New 17-inch wheels replace the 16-inch alloys of the existing model, while new wing mirrors with built-in indicators fold in at the touch of a button.
The cabin comes in for the most important design changes, with a redesigned dashboard, centre console and doors. New seat and door trims get a modern fabric to replace the existing material that can be traced back to the original X-Trail SUV.
A new satin metallic-look centre console cover, new switchgear, chrome finishes, new plastic surfaces and the door trims now feature fewer plastic surfaces and more fabric.
The interior gets dual-zone climate control, as well as an upgraded sound system with a six-CD stacker, speed sensing volume and Bluetooth connectivity.
A new five-function trip computer has distance to empty, average speed, journey time, fuel economy and trip metre as well as an exterior temperature display.
Other additions include variable intermittent windscreen wipers with speed sensor and steering wheel controls for the audio and Bluetooth system. The 4.0-litre V6 petrol engine remains unchanged, producing 198kW and 385Nm, with an official fuel consumption figure of 13.6 litres per 100km.
The real news is the revised 2.5-litre four-cylinder diesel which produces 11 per cent more power for a total of 140kW and 12 per cent more torque for a total of 450Nm.

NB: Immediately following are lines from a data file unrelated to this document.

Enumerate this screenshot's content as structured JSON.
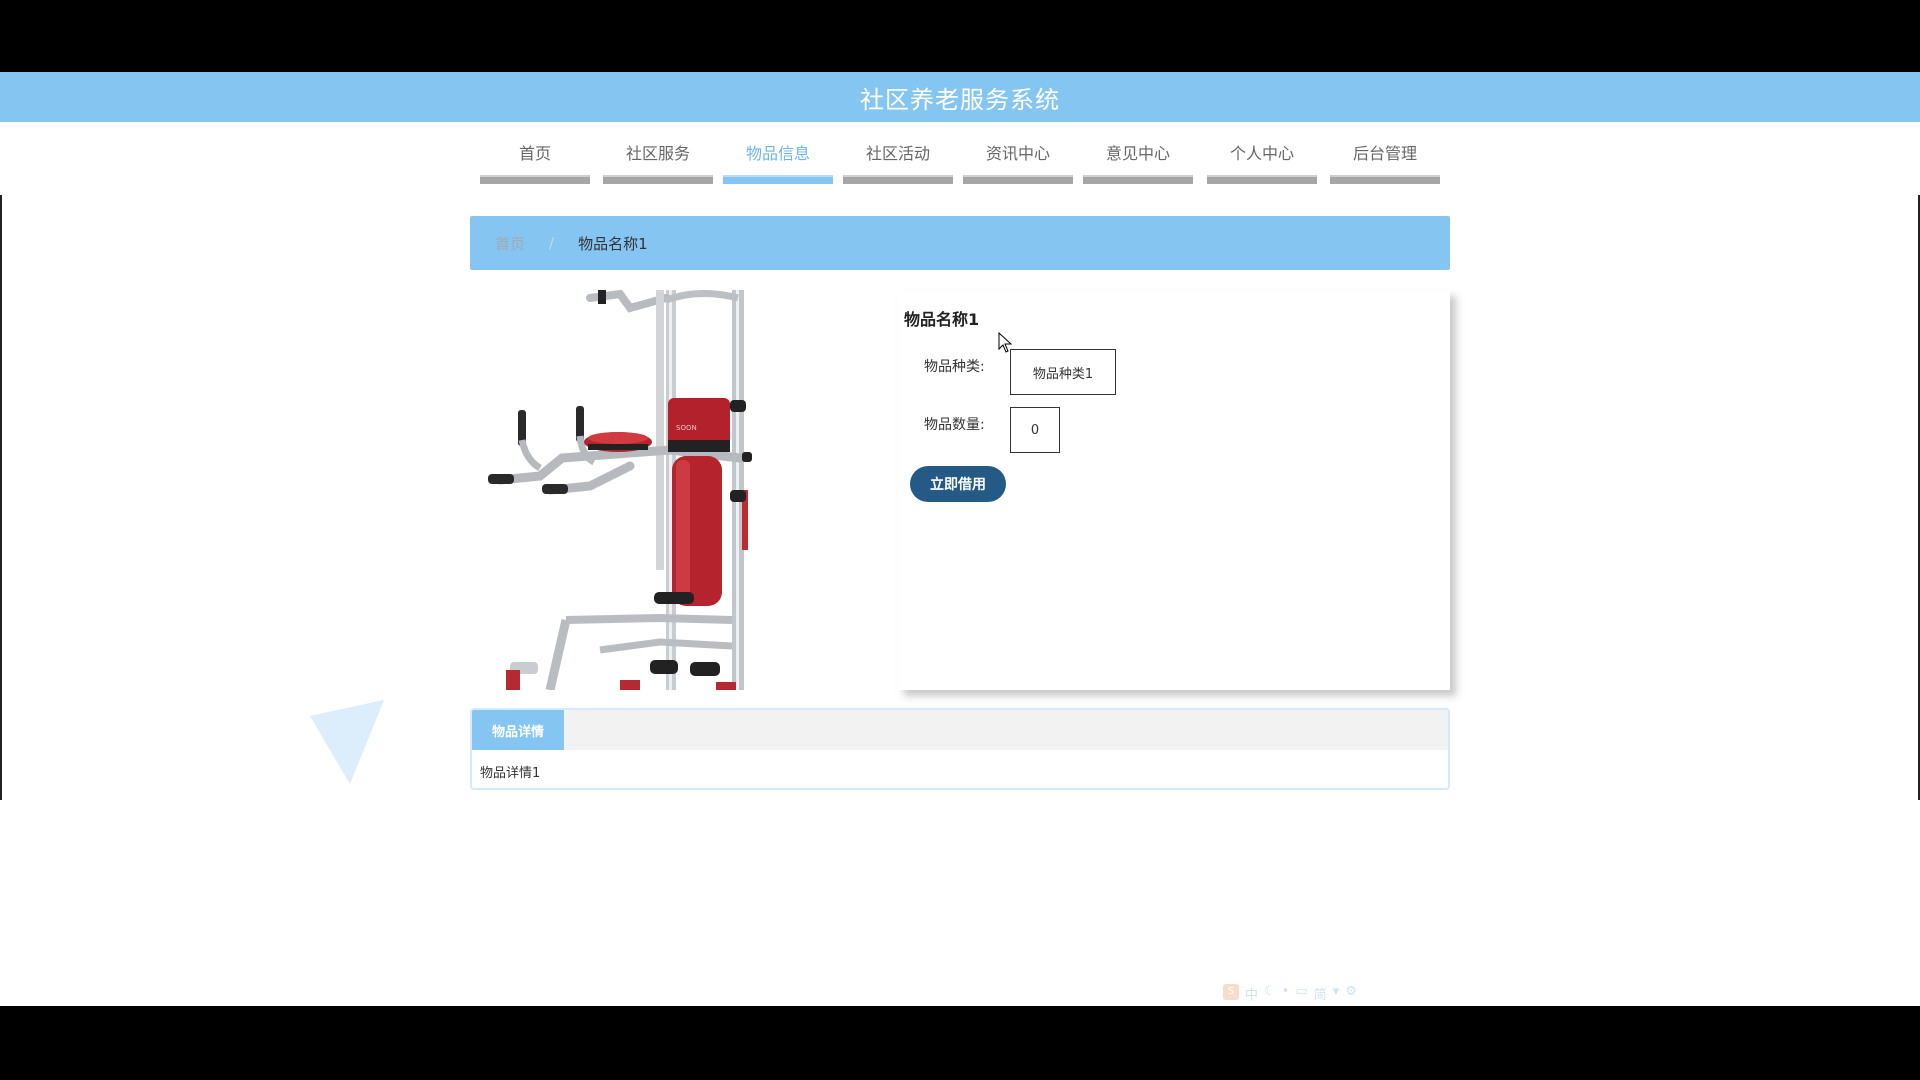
{
  "header": {
    "title": "社区养老服务系统"
  },
  "nav": {
    "items": [
      {
        "label": "首页"
      },
      {
        "label": "社区服务"
      },
      {
        "label": "物品信息"
      },
      {
        "label": "社区活动"
      },
      {
        "label": "资讯中心"
      },
      {
        "label": "意见中心"
      },
      {
        "label": "个人中心"
      },
      {
        "label": "后台管理"
      }
    ],
    "active_index": 2
  },
  "breadcrumb": {
    "home": "首页",
    "separator": "/",
    "current": "物品名称1"
  },
  "item": {
    "name": "物品名称1",
    "category_label": "物品种类:",
    "category_value": "物品种类1",
    "quantity_label": "物品数量:",
    "quantity_value": "0",
    "borrow_button": "立即借用"
  },
  "details": {
    "tab_label": "物品详情",
    "content": "物品详情1"
  },
  "ime": {
    "chars": [
      "中",
      "简"
    ]
  },
  "colors": {
    "header": "#85c5f2",
    "nav_active": "#6fb5ea",
    "button": "#245a85",
    "nav_bar": "#a6a6a6"
  }
}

That means the Navara diesel now has class leading levels of both power and torque.
This was achieved with new cylinder heads featuring parallel ports, a new variable nozzle turbo with electric control and an increase in the direct injection pressure from 1800 bar to 2000 bar.
A bypass valve for the exhaust gas recirculation cooling system that opens for cold starts also helps out with emissions, while minor changes to the turbo tubing improve engine refinement.
Diesel fuel consumption has been reduced 13 per cent for the manual with a new average fuel use figure of just 8.5 litres per 100km (the automatic average is 9 litres).
The six-speed manual gearbox has been carried over while the five-speed automatic now has a manual mode.
Nissan revealed in Geneva a plan to fit a new Renault-sourced 3.0-litre turbo diesel V6 with 170kW of power and 550Nm of torque to the European Navara, but it is unclear if this engine will come to Australia.
Nissan Australia commercial vehicle brand manager Matt Baily says the company would love to have the potent engine in a range topping premium Navara, but added that nothing had been locked in.